Nicole a 40 ans. Elle est une romancière de renommée internationale. Avec son époux et ses jeunes enfants, elle vit également à New-York. Elle traverse un moment difficile de son existence d'auteure, peine à progresser dans son travail. La cause, elle l'éprouve intimement et douloureusement, c'est celle du délitement de sa vie de couple, cette incapacité qu'elle a avec son époux à imaginer un présent, un avenir en commun. Cet abandon à soi-même, cette impuissance à modifier le cours des choses, de sa relation avec son mari, l'enserrent dans un quotidien qui ne lui dit plus rien d'elle-même, de sa personne. Arrivée dans un moment, presque totalement démunie, elle sent l'urgence d'agir, de faire quelque chose.

Ce sentiment de vide où tout bascule, où les points de repère se dispersent et s'éloignent, va être pour Jules Epstein et Nicole, le moment opportun (le kairos) pour agir, celui pour tout quitter et partir. Ils vont l'un et l'autre s'engouffrer dans cette forêt obscure, dans ce lieu fascinant des possibles, pour tenter chacun de trouver un nouveau sens à leur existence. Ce lieu a pour nom Tel-Aviv.

En Israël, sur la terre de ses ancêtres, Jules Epstein va retrouver Menachem Klausner, ce rabbin rencontré à New-York. Ce dernier convaincu que le célèbre avocat est un descendant direct du roi David va tenter de l'initier au courant religieux hassidique. Mais les aspirations de Jules Epstein, bien qu'indéterminées, sont ailleurs.
Nicole est elle peu de temps après son arrivée contactée par son oncle Effie. Celui-ci lui fait connaître un de ses amis Eliezer Friedman, professeur émérite de littérature à l'université de Tel-Aviv. Homme âgé, cet ancien professeur souhaite rencontrer Nicole pour lui confier un projet tout particulier, menant à une valise dissimulée en Israël contenant de nombreux manuscrits, de lettres, de romans et pièces de théâtre inachevés, ceux d'un certain Franz Kafka.

Si Forêt obscure n'est pas tout à fait facile d'abord (il y figure de nombreux points de vue philosophiques, historiques et politiques autour d'Israël, religieux et théologiques sur le judaïsme et le hassidisme notamment - ceux-ci ne saturent cependant pas le propos du livre), le roman de Nicole Krauss recèle une beauté étrange et fascinante. J'ai particulièrement apprécié la part incertaine de ses personnages, de leur histoire. Jules Epstein et Nicole ne sont pas assignés à un but recherché par l'auteure. Ils errent avec leurs convictions, avec leur intuition pour se fondre dans le réel, pour approcher au plus près ce que chacun recherche et ne parvient pas à trouver.
Leur histoire bien qu'inscrite dans le temps et le lieu (Tel-Aviv, l'hôtel Hilton situé sur les bords de la Méditerranée), entretient un état de latence, créé un espace libre, propice à l'imaginaire, à l'imprévu qui m'ont séduit.
C'est, je pense, un roman dans lequel le lecteur a une part active, où il lui faut aller vers l'inconnu, le méconnu, vers un savoir qu'il n'a peut-être pas, où il lui faut apprendre aussi à se défaire de quelques unes de ses certitudes, de ses habitudes de lecture d'un roman.

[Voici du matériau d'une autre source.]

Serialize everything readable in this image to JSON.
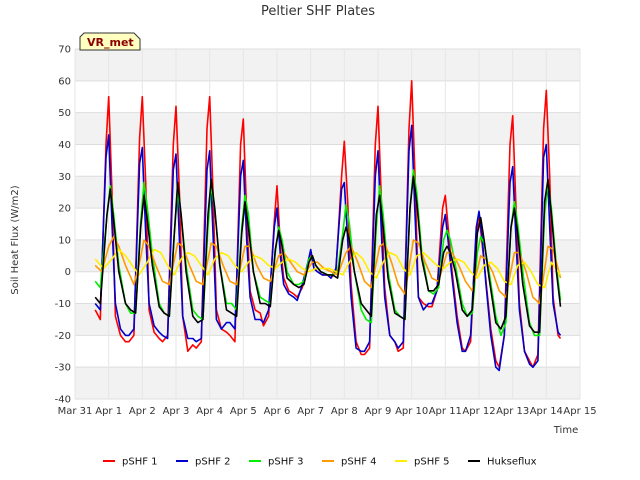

J'ai trouvé Forêt obscure original aussi dans sa construction car l'auteure y développe trois angles d'écriture, de narration : la fiction (Jules Epstein), l'autobiographie (Nicole est Nicole Krauss) et l'histoire, factuelle (les manuscrits de Franz Kafka rapportés en Israël par son éditeur et ami Max Brod). Trois récits, trois approches différentes qui confluent vers un seul et même sujet, celui du vide, de cet espace nécessaire à faire en soi pour s'ouvrir à la possibilité d'une vie différente.
J'ai également beaucoup aimé le style, l'écriture sobre et intuitive de ce roman.

Pour ces quelques raisons énumérées, pour tout ce que je ne dis pas de la suite et de la fin saisissante et particulière de l'histoire, je recommande vivement la lecture de Forêt obscure de Nicole Krauss, un beau roman intime, surprenant et édifiant.